Climate Change-Induced Migration and Sustainable Development: Policy Analysis and Adaptation Strategies in the Context of Georgia
Abstract
This study investigates climate change-induced migration as a structural impediment to achieving the Sustainable Development Goals (SDGs) in Georgia, evaluating the transition of state policy from reactive crisis management toward proactive adaptive frameworks.
Using a mixed-methods design, the analysis draws on quantitative data from 1,846 households across 30 municipalities and 176 villages, supplemented by 45 semi-structured interviews with local officials and a critical review of Decree ?779 and the 2014 State Strategy.
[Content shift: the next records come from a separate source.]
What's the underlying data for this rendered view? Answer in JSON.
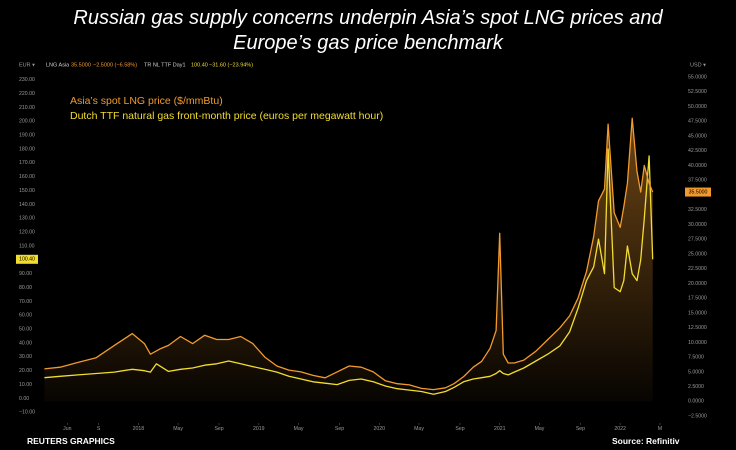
{
  "header": {
    "title_line1": "Russian gas supply concerns underpin Asia’s spot LNG prices and",
    "title_line2": "Europe’s gas price benchmark"
  },
  "footer": {
    "credit": "REUTERS GRAPHICS",
    "source": "Source: Refinitiv"
  },
  "toolbar": {
    "left_unit": "EUR",
    "right_unit": "USD",
    "s1_name": "LNG Asia",
    "s1_value": "35.5000",
    "s1_change": "−2.5000 (−6.58%)",
    "s2_name": "TR NL TTF Day1",
    "s2_value": "100.40",
    "s2_change": "−31.60 (−23.94%)"
  },
  "colors": {
    "lng": "#f29a2e",
    "ttf": "#f2dd2e",
    "background": "#000000",
    "axis_text": "#9a9a9a"
  },
  "chart_data": {
    "type": "line",
    "legend": {
      "lng_label": "Asia’s spot LNG price ($/mmBtu)",
      "ttf_label": "Dutch TTF natural gas front-month price (euros per megawatt hour)",
      "placement": "top-left"
    },
    "x_tick_labels": [
      "Jun",
      "S",
      "2018",
      "May",
      "Sep",
      "2019",
      "May",
      "Sep",
      "2020",
      "May",
      "Sep",
      "2021",
      "May",
      "Sep",
      "2022",
      "M"
    ],
    "x_ticks": [
      2017.41,
      2017.67,
      2018.0,
      2018.33,
      2018.67,
      2019.0,
      2019.33,
      2019.67,
      2020.0,
      2020.33,
      2020.67,
      2021.0,
      2021.33,
      2021.67,
      2022.0,
      2022.33
    ],
    "xlim": [
      2017.2,
      2022.48
    ],
    "left_axis": {
      "unit": "EUR",
      "ticks": [
        "−10.00",
        "0.00",
        "10.00",
        "20.00",
        "30.00",
        "40.00",
        "50.00",
        "60.00",
        "70.00",
        "80.00",
        "90.00",
        "100.00",
        "110.00",
        "120.00",
        "130.00",
        "140.00",
        "150.00",
        "160.00",
        "170.00",
        "180.00",
        "190.00",
        "200.00",
        "210.00",
        "220.00",
        "230.00"
      ],
      "tick_values": [
        -10,
        0,
        10,
        20,
        30,
        40,
        50,
        60,
        70,
        80,
        90,
        100,
        110,
        120,
        130,
        140,
        150,
        160,
        170,
        180,
        190,
        200,
        210,
        220,
        230
      ],
      "ylim": [
        -17,
        237
      ],
      "last_value": "100.40"
    },
    "right_axis": {
      "unit": "USD",
      "ticks": [
        "−2.5000",
        "0.0000",
        "2.5000",
        "5.0000",
        "7.5000",
        "10.0000",
        "12.5000",
        "15.0000",
        "17.5000",
        "20.0000",
        "22.5000",
        "25.0000",
        "27.5000",
        "30.0000",
        "32.5000",
        "35.0000",
        "37.5000",
        "40.0000",
        "42.5000",
        "45.0000",
        "47.5000",
        "50.0000",
        "52.5000",
        "55.0000"
      ],
      "tick_values": [
        -2.5,
        0,
        2.5,
        5,
        7.5,
        10,
        12.5,
        15,
        17.5,
        20,
        22.5,
        25,
        27.5,
        30,
        32.5,
        35,
        37.5,
        40,
        42.5,
        45,
        47.5,
        50,
        52.5,
        55
      ],
      "ylim": [
        -3.5,
        56.2
      ],
      "last_value": "35.5000"
    },
    "series": [
      {
        "name": "LNG Asia",
        "axis": "right",
        "x": [
          2017.22,
          2017.35,
          2017.5,
          2017.65,
          2017.8,
          2017.95,
          2018.05,
          2018.1,
          2018.18,
          2018.25,
          2018.35,
          2018.45,
          2018.55,
          2018.65,
          2018.75,
          2018.85,
          2018.95,
          2019.05,
          2019.15,
          2019.25,
          2019.35,
          2019.45,
          2019.55,
          2019.65,
          2019.75,
          2019.85,
          2019.95,
          2020.05,
          2020.15,
          2020.25,
          2020.35,
          2020.45,
          2020.55,
          2020.62,
          2020.7,
          2020.78,
          2020.85,
          2020.92,
          2020.97,
          2021.0,
          2021.03,
          2021.07,
          2021.12,
          2021.2,
          2021.3,
          2021.4,
          2021.5,
          2021.58,
          2021.65,
          2021.72,
          2021.78,
          2021.82,
          2021.87,
          2021.9,
          2021.95,
          2022.0,
          2022.03,
          2022.06,
          2022.1,
          2022.14,
          2022.17,
          2022.2,
          2022.24,
          2022.27
        ],
        "values": [
          5.5,
          5.8,
          6.6,
          7.4,
          9.5,
          11.5,
          9.8,
          8.0,
          8.9,
          9.5,
          11.0,
          9.8,
          11.2,
          10.5,
          10.5,
          11.0,
          9.8,
          7.5,
          6.0,
          5.3,
          5.0,
          4.4,
          4.0,
          5.0,
          6.0,
          5.8,
          5.0,
          3.5,
          3.0,
          2.8,
          2.2,
          2.0,
          2.3,
          3.0,
          4.2,
          5.8,
          6.8,
          9.0,
          12.0,
          28.5,
          8.0,
          6.5,
          6.5,
          7.0,
          8.5,
          10.5,
          12.5,
          14.5,
          17.5,
          22.0,
          28.0,
          34.0,
          36.0,
          47.0,
          32.0,
          29.5,
          33.0,
          37.0,
          48.0,
          39.0,
          35.5,
          40.0,
          37.0,
          35.5
        ]
      },
      {
        "name": "TR NL TTF Day1",
        "axis": "left",
        "x": [
          2017.22,
          2017.35,
          2017.5,
          2017.65,
          2017.8,
          2017.95,
          2018.05,
          2018.1,
          2018.15,
          2018.25,
          2018.35,
          2018.45,
          2018.55,
          2018.65,
          2018.75,
          2018.85,
          2018.95,
          2019.05,
          2019.15,
          2019.25,
          2019.35,
          2019.45,
          2019.55,
          2019.65,
          2019.75,
          2019.85,
          2019.95,
          2020.05,
          2020.15,
          2020.25,
          2020.35,
          2020.45,
          2020.55,
          2020.62,
          2020.7,
          2020.78,
          2020.85,
          2020.92,
          2020.97,
          2021.0,
          2021.03,
          2021.07,
          2021.12,
          2021.2,
          2021.3,
          2021.4,
          2021.5,
          2021.58,
          2021.65,
          2021.72,
          2021.78,
          2021.82,
          2021.87,
          2021.9,
          2021.95,
          2022.0,
          2022.03,
          2022.06,
          2022.1,
          2022.14,
          2022.17,
          2022.2,
          2022.24,
          2022.27
        ],
        "values": [
          15,
          16,
          17,
          18,
          19,
          21,
          20,
          19,
          25,
          19.5,
          21,
          22,
          24,
          25,
          27,
          25,
          23,
          21,
          19,
          16,
          14,
          12,
          11,
          10,
          13,
          14,
          12,
          9,
          7,
          6,
          5,
          3,
          5,
          8,
          12,
          14,
          15,
          16,
          18,
          20,
          18,
          17,
          19,
          22,
          27,
          32,
          38,
          48,
          65,
          85,
          95,
          115,
          90,
          180,
          80,
          77,
          85,
          110,
          90,
          85,
          100,
          130,
          175,
          100.4
        ]
      }
    ]
  }
}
Grounded in institutional inertia theory, the findings reveal a "policy paradox": state intervention-a 30,000 GEL cap for physical relocation-precipitates agrarian decapitalization. 72% of resettled households lack sufficient agricultural land, while 54% experience secondary, involuntary urbanization. Thus, current policies facilitate the spatial transposition of poverty from disaster-prone regions to urban peripheries rather than mitigating vulnerability.
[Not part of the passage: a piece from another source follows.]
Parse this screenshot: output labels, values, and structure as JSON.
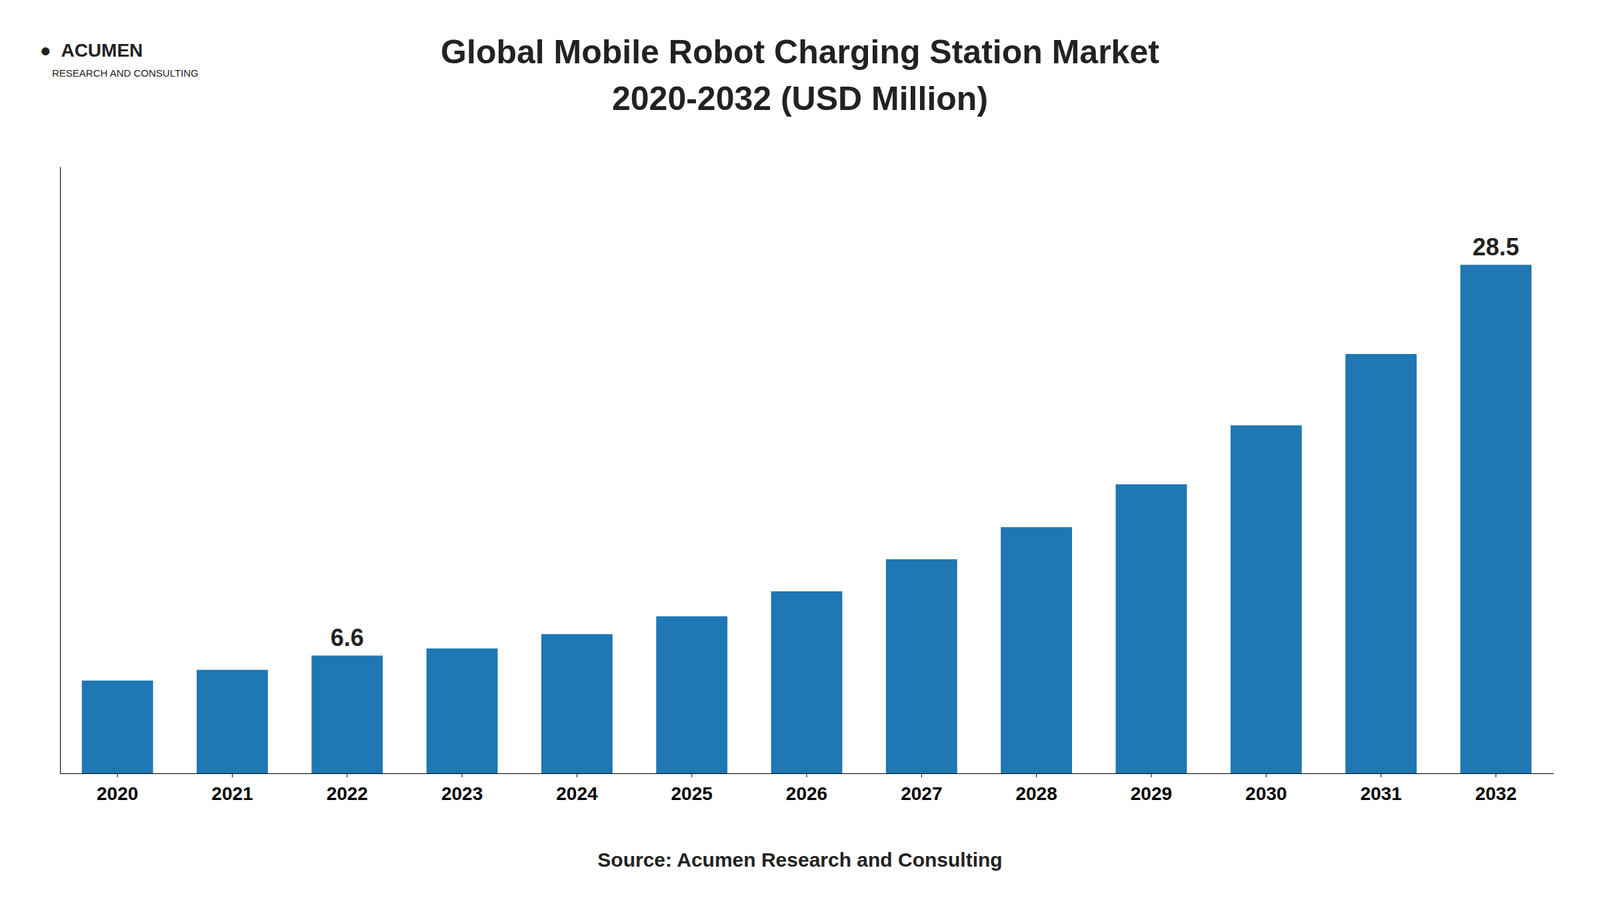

The paper identifies systemic dysfunction in multi-level governance and information asymmetries between central and municipal authorities as key barriers to climate resilience. Recommendations include financial indexation, agrarian reintegration packages, and enhanced municipal fiscal autonomy. The analytical framework offers scalable insights for other transition economies facing climate-induced demographic shifts.
Keywords: Climate Change; Eco-migration; Sustainable Development Goals; Policy Analysis; Institutional Inertia; Georgia.